Remote actuation based on magnetically responsive pillar arrays

Smart actuators, integrated with high aspect-ratio structures and stimuli-responsive materials, can take more diverse tasks skillfully. Although great advances have been achieved over the past few years, it is still difficult in manipulating the small objects such as the transporting and grasping them under the remote untethered condition. Inspired by the ciliary structures on biological organs, a magnetically responsive actuator with hierarchical pillars on the surface of the film is designed and proposed, which allows active, fast, and dynamic manipulation over the force and speed of a small object by taking an external magnetic field. Magnetic pillars of different morphologies were fabricated by a modified soft lithographic method involving inking and imprinting processes. The magnetic-force conversion unit was constructed by magnetically responsive pillar arrays.
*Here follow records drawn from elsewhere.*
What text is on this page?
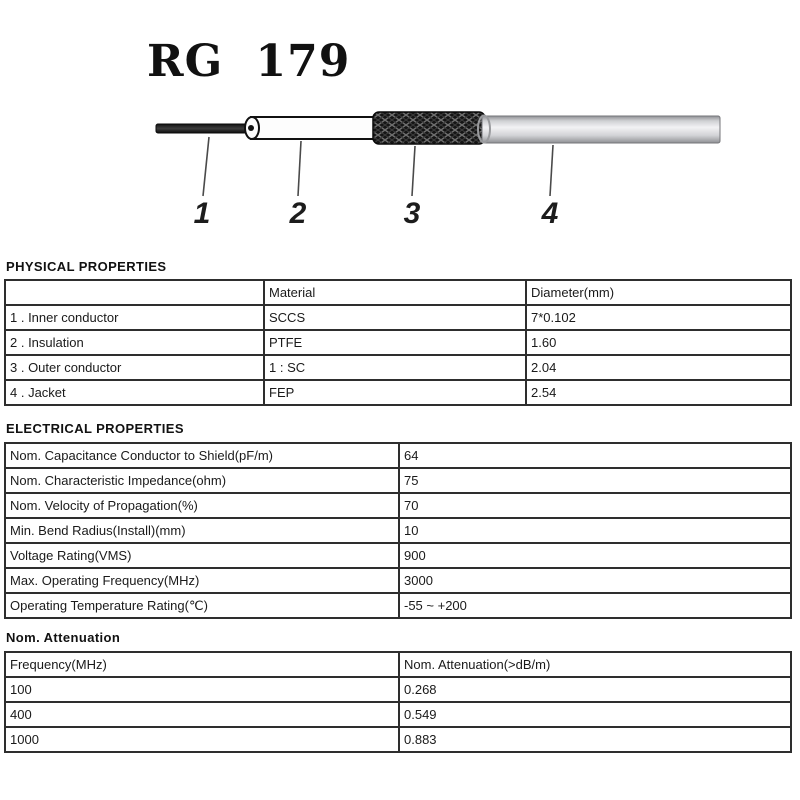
RG 179
1	2	3	4
PHYSICAL PROPERTIES
	Material	Diameter(mm)
1 . Inner conductor	SCCS	7*0.102
2 . Insulation	PTFE	1.60
3 . Outer conductor	1 : SC	2.04
4 . Jacket	FEP	2.54
ELECTRICAL PROPERTIES
Nom. Capacitance Conductor to Shield(pF/m)	64
Nom. Characteristic Impedance(ohm)	75
Nom. Velocity of Propagation(%)	70
Min. Bend Radius(Install)(mm)	10
Voltage Rating(VMS)	900
Max. Operating Frequency(MHz)	3000
Operating Temperature Rating(℃)	-55 ~ +200
Nom. Attenuation
Frequency(MHz)	Nom. Attenuation(>dB/m)
100	0.268
400	0.549
1000	0.883
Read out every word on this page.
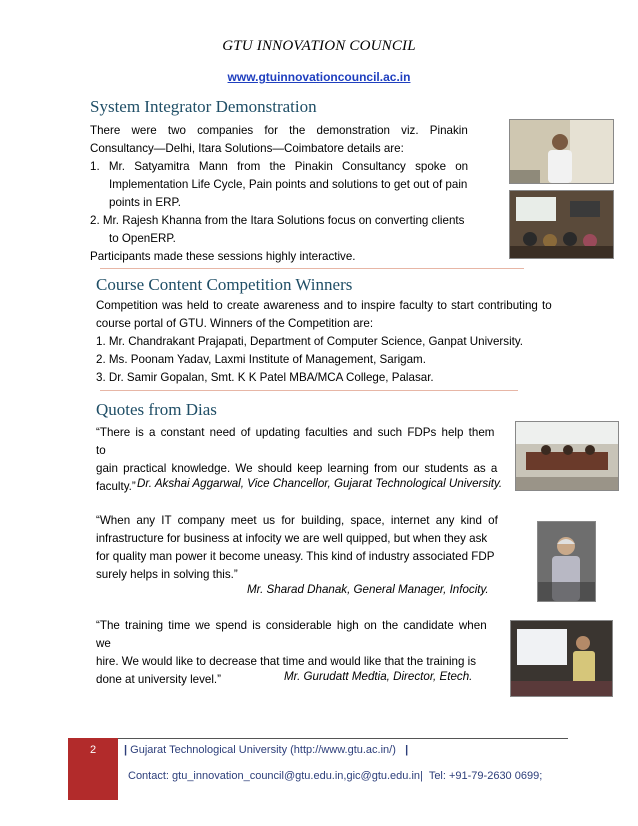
GTU INNOVATION COUNCIL
www.gtuinnovationcouncil.ac.in
System Integrator Demonstration
There were two companies for the demonstration viz. Pinakin
Consultancy—Delhi, Itara Solutions—Coimbatore details are:
1. Mr. Satyamitra Mann from the Pinakin Consultancy spoke on
Implementation Life Cycle, Pain points and solutions to get out of pain
points in ERP.
2. Mr. Rajesh Khanna from the Itara Solutions focus on converting clients
to OpenERP.
Participants made these sessions highly interactive.
Course Content Competition Winners
Competition was held to create awareness and to inspire faculty to start contributing to
course portal of GTU. Winners of the Competition are:
1. Mr. Chandrakant Prajapati, Department of Computer Science, Ganpat University.
2. Ms. Poonam Yadav, Laxmi Institute of Management, Sarigam.
3. Dr. Samir Gopalan, Smt. K K Patel MBA/MCA College, Palasar.
Quotes from Dias
“There is a constant need of updating faculties and such FDPs help them to
gain practical knowledge. We should keep learning from our students as a
faculty.” Dr. Akshai Aggarwal, Vice Chancellor, Gujarat Technological University.
“When any IT company meet us for building, space, internet any kind of
infrastructure for business at infocity we are well quipped, but when they ask
for quality man power it become uneasy. This kind of industry associated FDP
surely helps in solving this.”
Mr. Sharad Dhanak, General Manager, Infocity.
“The training time we spend is considerable high on the candidate when we
hire. We would like to decrease that time and would like that the training is
done at university level.”	Mr. Gurudatt Medtia, Director, Etech.
2	| Gujarat Technological University (http://www.gtu.ac.in/)   |
Contact: gtu_innovation_council@gtu.edu.in,gic@gtu.edu.in|  Tel: +91-79-2630 0699;
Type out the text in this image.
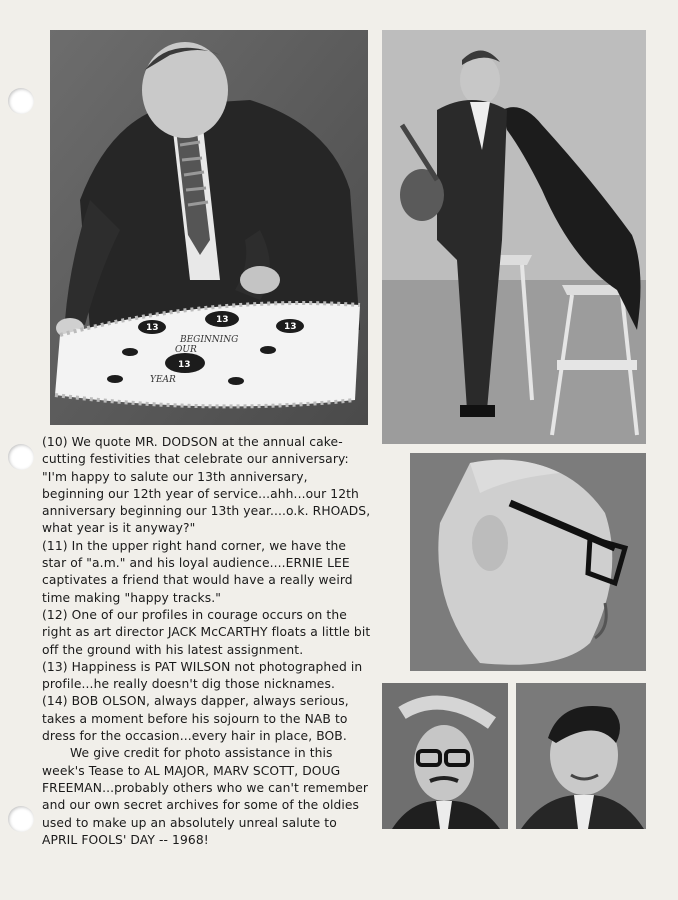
13
13
13
13
BEGINNING
OUR
YEAR

(10) We quote MR. DODSON at the annual cake-cutting festivities that celebrate our anniversary: "I'm happy to salute our 13th anniversary, beginning our 12th year of service...ahh...our 12th anniversary beginning our 13th year....o.k. RHOADS, what year is it anyway?"

(11) In the upper right hand corner, we have the star of "a.m." and his loyal audience....ERNIE LEE captivates a friend that would have a really weird time making "happy tracks."

(12) One of our profiles in courage occurs on the right as art director JACK McCARTHY floats a little bit off the ground with his latest assignment.

(13) Happiness is PAT WILSON not photographed in profile...he really doesn't dig those nicknames.

(14) BOB OLSON, always dapper, always serious, takes a moment before his sojourn to the NAB to dress for the occasion...every hair in place, BOB.

We give credit for photo assistance in this week's Tease to AL MAJOR, MARV SCOTT, DOUG FREEMAN...probably others who we can't remember and our own secret archives for some of the oldies used to make up an absolutely unreal salute to APRIL FOOLS' DAY -- 1968!
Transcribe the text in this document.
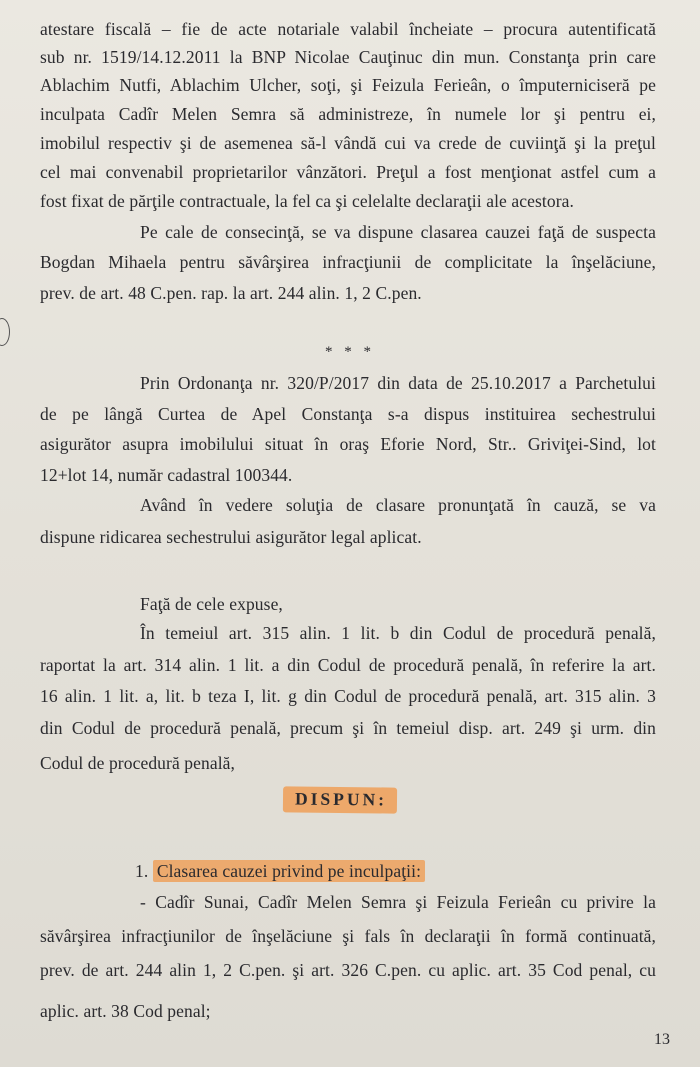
atestare fiscală – fie de acte notariale valabil încheiate – procura autentificată
sub nr. 1519/14.12.2011 la BNP Nicolae Cauţinuc din mun. Constanţa prin care
Ablachim Nutfi, Ablachim Ulcher, soţi, şi Feizula Ferieân, o împuterniciseră pe
inculpata Cadîr Melen Semra să administreze, în numele lor şi pentru ei,
imobilul respectiv şi de asemenea să-l vândă cui va crede de cuviinţă şi la preţul
cel mai convenabil proprietarilor vânzători. Preţul a fost menţionat astfel cum a
fost fixat de părţile contractuale, la fel ca şi celelalte declaraţii ale acestora.
Pe cale de consecinţă, se va dispune clasarea cauzei faţă de suspecta
Bogdan Mihaela pentru săvârşirea infracţiunii de complicitate la înşelăciune,
prev. de art. 48 C.pen. rap. la art. 244 alin. 1, 2 C.pen.
* * *
Prin Ordonanţa nr. 320/P/2017 din data de 25.10.2017 a Parchetului
de pe lângă Curtea de Apel Constanţa s-a dispus instituirea sechestrului
asigurător asupra imobilului situat în oraş Eforie Nord, Str.. Griviţei-Sind, lot
12+lot 14, număr cadastral 100344.
Având în vedere soluţia de clasare pronunţată în cauză, se va
dispune ridicarea sechestrului asigurător legal aplicat.
Faţă de cele expuse,
În temeiul art. 315 alin. 1 lit. b din Codul de procedură penală,
raportat la art. 314 alin. 1 lit. a din Codul de procedură penală, în referire la art.
16 alin. 1 lit. a, lit. b teza I, lit. g din Codul de procedură penală, art. 315 alin. 3
din Codul de procedură penală, precum şi în temeiul disp. art. 249 şi urm. din
Codul de procedură penală,
DISPUN:
1. Clasarea cauzei privind pe inculpaţii:
- Cadîr Sunai, Cadîr Melen Semra şi Feizula Ferieân cu privire la
săvârşirea infracţiunilor de înşelăciune şi fals în declaraţii în formă continuată,
prev. de art. 244 alin 1, 2 C.pen. şi art. 326 C.pen. cu aplic. art. 35 Cod penal, cu
aplic. art. 38 Cod penal;
13
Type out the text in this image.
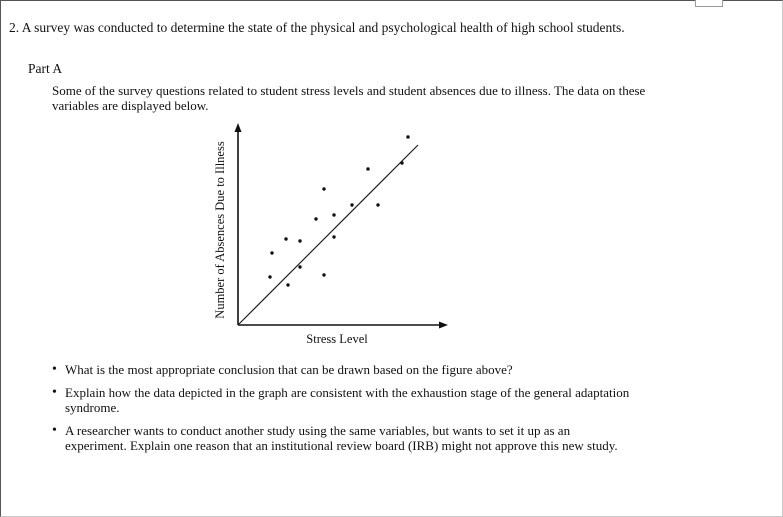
2. A survey was conducted to determine the state of the physical and psychological health of high school students.
Part A
Some of the survey questions related to student stress levels and student absences due to illness. The data on these variables are displayed below.
Stress Level
Number of Absences Due to Illness
• What is the most appropriate conclusion that can be drawn based on the figure above?
• Explain how the data depicted in the graph are consistent with the exhaustion stage of the general adaptation syndrome.
• A researcher wants to conduct another study using the same variables, but wants to set it up as an experiment. Explain one reason that an institutional review board (IRB) might not approve this new study.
Upon applying an external magnetic field, these pillars can rhythmically bend and recover in a controlled manner, and the generated force can be used to drive the small object to move or capture the small object. All these was further addressed from experimental and theoretical perspectives. This magnetically responsive actuator demonstrates reliable actuating performance with instant field responses. No complex mechanical and electrical control systems are required. Thus, the combined use of high aspect-ratio structures and stimuli-responsive materials will facilitate many other applications such as surface engineering, soft actuators and robotics in the future.

Automated summary

This study proposes a smart actuator with magnetically responsive pillars on the surface, which allows for active and dynamic manipulation of small objects through an external magnetic field. The actuator demonstrates reliable performance and instant field responses without complex control systems.